SleekXMPP icon indicating copy to clipboard operation
SleekXMPP copied to clipboard

handler threads don't always exit

Open coffeeowl opened this issue 12 years ago • 7 comments

If connection with XMPP server was lost (even if it was clean server shutdown) event handling thread doesn't exit if reconnect attempt was made right after disconnect event.
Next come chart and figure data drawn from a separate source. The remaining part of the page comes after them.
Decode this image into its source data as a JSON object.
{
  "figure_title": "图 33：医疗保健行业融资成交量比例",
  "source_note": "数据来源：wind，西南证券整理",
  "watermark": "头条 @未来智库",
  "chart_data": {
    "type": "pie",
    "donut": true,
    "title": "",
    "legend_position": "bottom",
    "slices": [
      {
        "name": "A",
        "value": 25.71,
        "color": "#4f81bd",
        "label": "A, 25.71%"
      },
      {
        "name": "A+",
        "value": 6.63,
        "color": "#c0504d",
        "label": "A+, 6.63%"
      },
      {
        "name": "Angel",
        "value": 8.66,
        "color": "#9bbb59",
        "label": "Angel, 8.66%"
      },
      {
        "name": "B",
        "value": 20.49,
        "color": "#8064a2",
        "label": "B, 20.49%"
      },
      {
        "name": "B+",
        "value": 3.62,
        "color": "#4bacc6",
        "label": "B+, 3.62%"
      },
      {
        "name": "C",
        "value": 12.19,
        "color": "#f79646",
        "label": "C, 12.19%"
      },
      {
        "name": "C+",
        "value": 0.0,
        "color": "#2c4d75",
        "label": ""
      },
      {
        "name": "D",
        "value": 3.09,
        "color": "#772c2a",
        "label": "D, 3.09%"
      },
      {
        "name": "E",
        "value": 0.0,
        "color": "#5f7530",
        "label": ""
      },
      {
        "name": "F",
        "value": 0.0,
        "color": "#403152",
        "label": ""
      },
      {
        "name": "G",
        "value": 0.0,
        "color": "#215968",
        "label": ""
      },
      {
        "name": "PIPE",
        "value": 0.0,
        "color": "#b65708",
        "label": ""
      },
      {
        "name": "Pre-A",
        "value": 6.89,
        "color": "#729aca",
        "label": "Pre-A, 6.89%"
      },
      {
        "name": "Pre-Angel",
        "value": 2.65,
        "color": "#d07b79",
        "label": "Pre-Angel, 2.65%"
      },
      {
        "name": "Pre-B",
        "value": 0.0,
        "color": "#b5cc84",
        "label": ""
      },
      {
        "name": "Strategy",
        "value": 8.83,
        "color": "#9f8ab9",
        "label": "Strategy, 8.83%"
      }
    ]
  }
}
The problem is in while loop https://github.com/fritzy/SleekXMPP/blob/master/sleekxmpp/xmlstream/xmlstream.py#L1311

    try:
        while not self.stop.is_set():
            try:
                wait = self.wait_timeout
                event = self.event_queue.get(True, timeout=wait)
            except queue.Empty:
                event = None
            if event is None:
                continue

due to timeout, self.stop can be cleared before event_queue times out and when while makes new iteration self.stop is already cleared again.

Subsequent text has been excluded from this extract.